1. Alzheimer’s Research UK. Dementia Attitudes Monitor Wave 1 2018. 2019. https://www.dementiastatistics.org/attitudes (accessed 4 Sep 2020).
2. Office for National Statistics. Deaths registered in England and Wales: 2018. 2019. https://www.ons.gov.uk/peoplepopulationandcommunity/birthsdeathsandmarriages/deaths/bulletins/deathsregistrationsummarytables/2018 (accessed 4 Sep 2020).
3. Abell JG, Kivimäki M, Dugravot A, et al. Association between systolic blood pressure and dementia in the Whitehall II cohort study: role of age, duration, and threshold used to define hypertension. Eur Heart J 2018; 39(33): 3119–3125.
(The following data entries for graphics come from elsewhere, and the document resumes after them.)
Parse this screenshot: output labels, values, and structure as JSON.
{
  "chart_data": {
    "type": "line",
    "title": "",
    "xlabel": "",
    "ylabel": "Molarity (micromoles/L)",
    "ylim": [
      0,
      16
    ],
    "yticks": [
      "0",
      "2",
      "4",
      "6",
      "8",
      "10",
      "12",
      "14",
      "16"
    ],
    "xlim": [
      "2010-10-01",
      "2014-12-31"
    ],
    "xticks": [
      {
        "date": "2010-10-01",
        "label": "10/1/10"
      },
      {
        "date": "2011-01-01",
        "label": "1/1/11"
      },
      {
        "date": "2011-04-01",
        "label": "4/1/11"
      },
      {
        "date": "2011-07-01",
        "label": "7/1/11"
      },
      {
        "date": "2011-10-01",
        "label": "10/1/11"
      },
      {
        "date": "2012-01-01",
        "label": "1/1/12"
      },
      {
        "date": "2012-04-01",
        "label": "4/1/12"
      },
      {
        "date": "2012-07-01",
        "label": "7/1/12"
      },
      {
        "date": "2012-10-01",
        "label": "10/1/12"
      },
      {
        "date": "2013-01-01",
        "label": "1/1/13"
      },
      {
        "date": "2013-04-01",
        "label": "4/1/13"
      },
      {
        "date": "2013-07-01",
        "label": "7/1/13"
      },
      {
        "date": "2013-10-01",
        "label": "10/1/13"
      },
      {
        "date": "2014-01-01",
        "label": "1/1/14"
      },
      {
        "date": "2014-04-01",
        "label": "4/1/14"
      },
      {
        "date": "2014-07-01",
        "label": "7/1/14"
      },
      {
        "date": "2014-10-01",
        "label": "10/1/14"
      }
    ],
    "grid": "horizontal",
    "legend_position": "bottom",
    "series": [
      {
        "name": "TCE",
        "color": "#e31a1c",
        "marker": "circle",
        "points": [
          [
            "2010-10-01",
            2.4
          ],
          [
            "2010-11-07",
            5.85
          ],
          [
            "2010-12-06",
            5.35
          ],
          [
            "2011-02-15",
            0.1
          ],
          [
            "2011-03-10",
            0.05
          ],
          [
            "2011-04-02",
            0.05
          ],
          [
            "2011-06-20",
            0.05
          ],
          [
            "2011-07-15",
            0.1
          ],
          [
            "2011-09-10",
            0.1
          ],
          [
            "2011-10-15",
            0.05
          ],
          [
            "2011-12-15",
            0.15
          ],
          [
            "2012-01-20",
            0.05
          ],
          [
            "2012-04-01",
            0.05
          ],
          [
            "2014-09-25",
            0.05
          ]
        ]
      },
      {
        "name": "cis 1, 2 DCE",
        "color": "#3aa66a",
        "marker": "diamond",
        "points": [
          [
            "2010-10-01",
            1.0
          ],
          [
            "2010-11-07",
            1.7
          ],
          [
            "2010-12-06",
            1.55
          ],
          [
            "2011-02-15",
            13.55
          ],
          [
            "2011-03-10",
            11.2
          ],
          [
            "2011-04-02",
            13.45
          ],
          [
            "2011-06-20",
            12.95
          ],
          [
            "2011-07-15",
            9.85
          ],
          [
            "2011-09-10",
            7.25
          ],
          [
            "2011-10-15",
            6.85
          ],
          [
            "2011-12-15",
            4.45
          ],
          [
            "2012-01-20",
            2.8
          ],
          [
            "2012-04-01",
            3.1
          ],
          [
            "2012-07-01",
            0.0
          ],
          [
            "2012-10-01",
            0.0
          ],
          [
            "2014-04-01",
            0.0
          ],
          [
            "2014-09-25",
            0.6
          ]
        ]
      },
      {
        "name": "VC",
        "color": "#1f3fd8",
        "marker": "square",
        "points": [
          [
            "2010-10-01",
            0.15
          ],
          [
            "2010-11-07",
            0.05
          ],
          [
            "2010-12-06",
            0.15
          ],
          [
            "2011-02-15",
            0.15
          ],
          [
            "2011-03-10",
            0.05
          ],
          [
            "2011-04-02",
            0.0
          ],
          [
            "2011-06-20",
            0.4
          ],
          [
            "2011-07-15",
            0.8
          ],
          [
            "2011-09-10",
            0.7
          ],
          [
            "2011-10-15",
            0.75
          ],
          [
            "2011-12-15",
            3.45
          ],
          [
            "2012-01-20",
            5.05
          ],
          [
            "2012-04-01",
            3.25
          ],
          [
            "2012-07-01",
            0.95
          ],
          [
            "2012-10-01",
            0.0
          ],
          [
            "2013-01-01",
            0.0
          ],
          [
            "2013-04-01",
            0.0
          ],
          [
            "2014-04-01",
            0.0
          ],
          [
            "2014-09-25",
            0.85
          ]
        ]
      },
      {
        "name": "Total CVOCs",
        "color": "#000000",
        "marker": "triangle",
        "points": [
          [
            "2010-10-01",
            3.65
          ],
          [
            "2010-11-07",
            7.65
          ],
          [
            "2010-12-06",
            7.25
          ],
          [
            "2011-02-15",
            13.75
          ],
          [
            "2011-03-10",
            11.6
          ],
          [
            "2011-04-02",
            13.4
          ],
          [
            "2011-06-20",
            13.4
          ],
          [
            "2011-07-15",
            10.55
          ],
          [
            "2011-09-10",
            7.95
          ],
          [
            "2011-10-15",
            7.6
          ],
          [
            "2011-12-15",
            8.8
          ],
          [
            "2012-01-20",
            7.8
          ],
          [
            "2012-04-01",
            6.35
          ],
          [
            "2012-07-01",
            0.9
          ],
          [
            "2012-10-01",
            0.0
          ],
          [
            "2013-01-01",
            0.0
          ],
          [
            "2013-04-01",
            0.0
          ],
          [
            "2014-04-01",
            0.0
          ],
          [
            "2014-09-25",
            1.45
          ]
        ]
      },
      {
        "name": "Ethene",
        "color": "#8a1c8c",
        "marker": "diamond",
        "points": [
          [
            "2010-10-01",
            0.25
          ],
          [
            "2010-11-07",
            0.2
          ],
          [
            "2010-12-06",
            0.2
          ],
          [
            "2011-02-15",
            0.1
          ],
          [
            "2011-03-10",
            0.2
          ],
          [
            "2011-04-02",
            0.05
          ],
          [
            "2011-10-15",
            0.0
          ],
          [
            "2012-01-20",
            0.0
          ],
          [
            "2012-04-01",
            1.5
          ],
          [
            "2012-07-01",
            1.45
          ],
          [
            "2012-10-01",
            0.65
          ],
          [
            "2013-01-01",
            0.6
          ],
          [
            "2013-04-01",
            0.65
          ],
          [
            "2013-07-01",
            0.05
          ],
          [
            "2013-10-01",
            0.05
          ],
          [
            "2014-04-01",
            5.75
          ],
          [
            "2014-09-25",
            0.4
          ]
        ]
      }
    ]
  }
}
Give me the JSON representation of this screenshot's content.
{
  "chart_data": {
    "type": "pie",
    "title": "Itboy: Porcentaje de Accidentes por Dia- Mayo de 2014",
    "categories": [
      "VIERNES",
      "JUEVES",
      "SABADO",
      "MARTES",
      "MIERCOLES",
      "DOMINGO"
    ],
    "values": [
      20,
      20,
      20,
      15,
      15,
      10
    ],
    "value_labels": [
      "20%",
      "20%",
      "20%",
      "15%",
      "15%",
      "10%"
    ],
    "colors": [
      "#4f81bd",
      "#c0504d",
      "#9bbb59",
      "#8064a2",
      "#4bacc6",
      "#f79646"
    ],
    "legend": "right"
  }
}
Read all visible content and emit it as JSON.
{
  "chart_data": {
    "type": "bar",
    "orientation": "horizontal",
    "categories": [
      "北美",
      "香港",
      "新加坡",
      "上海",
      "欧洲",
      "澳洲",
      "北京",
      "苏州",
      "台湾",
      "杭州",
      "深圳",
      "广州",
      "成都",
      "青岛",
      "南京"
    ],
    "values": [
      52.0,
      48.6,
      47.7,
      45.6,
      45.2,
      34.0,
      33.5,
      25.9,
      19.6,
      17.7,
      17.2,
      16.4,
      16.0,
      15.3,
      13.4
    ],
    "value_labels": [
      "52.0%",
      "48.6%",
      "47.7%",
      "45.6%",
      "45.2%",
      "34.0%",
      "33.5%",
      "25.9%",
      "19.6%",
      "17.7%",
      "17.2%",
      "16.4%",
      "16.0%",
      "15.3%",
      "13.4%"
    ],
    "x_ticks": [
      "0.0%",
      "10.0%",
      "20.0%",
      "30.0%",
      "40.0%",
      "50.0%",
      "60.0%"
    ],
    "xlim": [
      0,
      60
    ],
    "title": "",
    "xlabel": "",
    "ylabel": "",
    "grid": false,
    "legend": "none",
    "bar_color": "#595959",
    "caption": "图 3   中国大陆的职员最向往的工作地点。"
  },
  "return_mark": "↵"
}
4. Blakemore A, Kenning C, Mirza N, et al. Dementia in UK South Asians: a scoping review of the literature. BMJ Open 2018; 8(4): e020290.
5. Leigh-Hunt N, Bagguley D, Bash K, et al. An overview of systematic reviews on the public health consequences of social isolation and loneliness. Public Health 2017; 152: 157–171.
6. Sutin AR, Stephan Y, Luchetti M, Terracciano A. Loneliness and risk of dementia. J Gerontol B Psychol Sci Soc Sci 2018; 75(7): 1414–1422.
7. Brimblecombe N, Pickard L, King D, Knapp M. Barriers to receipt of social care services for working carers and the people they care for in times of austerity. Journal of Social Policy 2018; 47(2): 215–233.
8. Herber GC, Ruijsbroek A, Koopmanschap M, et al. Single transitions and persistence of unemployment are associated with poor health outcomes. BMC Public Health 2019; 19(1): 740.
9. Fonareva I, Oken BS. Physiological and functional consequences of caregiving for relatives with dementia. Int Psychogeriatr 2014; 26(5): 725–747.